5. The motion sensor as set forth in claim 1 wherein said spring is formed from wire of a selected diameter, said diameter being selected such that said second end of said spring contacts said inner surface at a selected acceleration rate.

6. The motion sensor as set forth in claim 1 wherein said spring has a selected length, said length being selected such that said second end of said spring contacts said inner surface at a selected acceleration rate.

7. The motion sensor as set forth in claim 1 wherein said second end of said can is closed and said cap seals said first end of said can,

whereby said spring is sealed inside said interior cavity.

8. A motion sensor comprising:

a cap of an electrically insulative material,

an electrically conductive coil spring having a first end mounted on said cap and a second end spaced from said first end,

an electrically conductive connector electrically connected to said spring and extending through said cap, and

a can having an electrically conductive inner surface surrounding said spring and spaced therefrom, said inner surface forming an interior cavity, said can having an open first end sized to receive said cap and a second end spaced opposite said first end,

whereby said spring flexes and said second end of said spring contacts said inner surface to electrically connect said can to said connector when said can is accelerated,

said cap including a tab that projects into said interior cavity between said spring and said inner surface, said tab extending substantially to said second end of said spring,

whereby said tab prevents said second end of said spring from contacting said inner surface when can is accelerated in a direction opposite said tab.

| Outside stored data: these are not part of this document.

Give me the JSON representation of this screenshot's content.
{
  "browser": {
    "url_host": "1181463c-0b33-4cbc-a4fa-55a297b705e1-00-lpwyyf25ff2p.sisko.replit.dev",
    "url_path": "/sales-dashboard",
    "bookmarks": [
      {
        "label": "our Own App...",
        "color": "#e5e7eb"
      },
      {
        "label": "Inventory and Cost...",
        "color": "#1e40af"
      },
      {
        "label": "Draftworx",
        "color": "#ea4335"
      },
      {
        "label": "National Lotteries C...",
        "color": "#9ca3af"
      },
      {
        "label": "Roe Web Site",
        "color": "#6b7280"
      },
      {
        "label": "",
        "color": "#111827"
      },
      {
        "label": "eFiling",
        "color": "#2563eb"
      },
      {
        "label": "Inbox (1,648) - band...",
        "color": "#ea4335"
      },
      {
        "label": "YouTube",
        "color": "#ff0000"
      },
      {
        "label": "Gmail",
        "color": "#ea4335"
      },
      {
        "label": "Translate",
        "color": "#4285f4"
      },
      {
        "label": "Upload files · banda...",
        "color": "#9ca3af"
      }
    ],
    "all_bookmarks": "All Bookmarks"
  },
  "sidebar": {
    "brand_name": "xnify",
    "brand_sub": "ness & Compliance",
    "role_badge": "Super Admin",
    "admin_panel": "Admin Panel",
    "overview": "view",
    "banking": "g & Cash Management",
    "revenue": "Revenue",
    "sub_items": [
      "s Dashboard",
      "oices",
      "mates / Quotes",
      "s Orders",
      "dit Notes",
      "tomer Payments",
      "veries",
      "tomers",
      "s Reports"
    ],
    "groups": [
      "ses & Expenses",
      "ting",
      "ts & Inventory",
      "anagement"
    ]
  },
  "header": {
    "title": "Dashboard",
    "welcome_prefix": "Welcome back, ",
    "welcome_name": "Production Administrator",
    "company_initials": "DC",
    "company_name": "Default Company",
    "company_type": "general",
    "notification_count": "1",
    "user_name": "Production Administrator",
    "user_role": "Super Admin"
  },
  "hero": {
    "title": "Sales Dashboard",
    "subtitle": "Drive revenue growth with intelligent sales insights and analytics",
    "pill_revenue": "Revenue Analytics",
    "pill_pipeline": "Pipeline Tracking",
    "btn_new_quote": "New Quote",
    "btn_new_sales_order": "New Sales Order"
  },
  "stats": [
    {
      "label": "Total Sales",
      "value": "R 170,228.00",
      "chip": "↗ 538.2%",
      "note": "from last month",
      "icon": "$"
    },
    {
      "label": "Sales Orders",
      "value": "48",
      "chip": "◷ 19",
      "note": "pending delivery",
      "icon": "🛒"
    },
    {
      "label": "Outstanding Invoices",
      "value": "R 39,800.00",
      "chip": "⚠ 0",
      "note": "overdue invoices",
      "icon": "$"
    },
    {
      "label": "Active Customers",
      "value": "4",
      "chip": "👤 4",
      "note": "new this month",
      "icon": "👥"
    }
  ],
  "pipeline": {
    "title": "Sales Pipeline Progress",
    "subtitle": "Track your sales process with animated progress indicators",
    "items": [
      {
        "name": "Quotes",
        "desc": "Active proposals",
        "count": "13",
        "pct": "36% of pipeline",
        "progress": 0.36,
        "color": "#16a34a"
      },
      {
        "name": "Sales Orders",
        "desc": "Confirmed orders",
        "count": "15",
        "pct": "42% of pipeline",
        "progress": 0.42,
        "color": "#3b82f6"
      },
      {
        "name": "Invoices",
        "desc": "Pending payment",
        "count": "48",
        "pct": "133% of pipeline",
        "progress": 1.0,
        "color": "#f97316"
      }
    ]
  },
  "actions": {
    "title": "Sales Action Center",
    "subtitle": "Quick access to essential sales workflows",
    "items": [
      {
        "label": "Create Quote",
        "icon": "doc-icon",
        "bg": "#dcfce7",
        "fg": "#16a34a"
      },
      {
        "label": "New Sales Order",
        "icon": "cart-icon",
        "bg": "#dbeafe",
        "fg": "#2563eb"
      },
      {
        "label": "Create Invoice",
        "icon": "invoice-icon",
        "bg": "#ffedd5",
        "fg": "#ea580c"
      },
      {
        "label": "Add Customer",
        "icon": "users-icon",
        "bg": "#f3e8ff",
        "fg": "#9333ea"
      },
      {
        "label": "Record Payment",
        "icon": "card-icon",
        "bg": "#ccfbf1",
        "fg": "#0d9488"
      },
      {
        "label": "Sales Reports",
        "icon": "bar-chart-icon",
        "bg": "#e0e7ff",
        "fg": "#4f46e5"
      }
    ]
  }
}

9. A motion sensor comprising:

a cap of an electrically insulative material,

an electrically conductive coil spring having a first end mounted on said cap and a second end spaced from said first end,

an electrically conductive connector electrically connected to said spring and extending through said cap, and

a can having an electrically conductive inner surface surrounding said spring and spaced therefrom, said inner surface forming an interior cavity, said can having an open first end sized to receive said cap and a second end spaced opposite said first end,

whereby said spring flexes and said second end of said spring contacts said inner surface to electrically connect said can to said connector when said can is accelerated,

said first end of said spring including an inwardly coiling, transverse lip, and

said connector including a stem that extends through said cap, said stem including a shoulder portion sized to fit over said lip of said first end of said spring to secure said first end of said spring against said cap,

wherein said connector includes a pin portion that connects to said stem, projects transversely from said stem beyond said can, bends, and projects along and spaced from said can to substantially beyond said second end of said can.

10. The motion sensor as set forth in claim 9 wherein said connector includes a pin portion that connects to said stem, projects transversely from said stem beyond said can, bends, and projects along and spaced from said can to substantially beyond said second end of said can.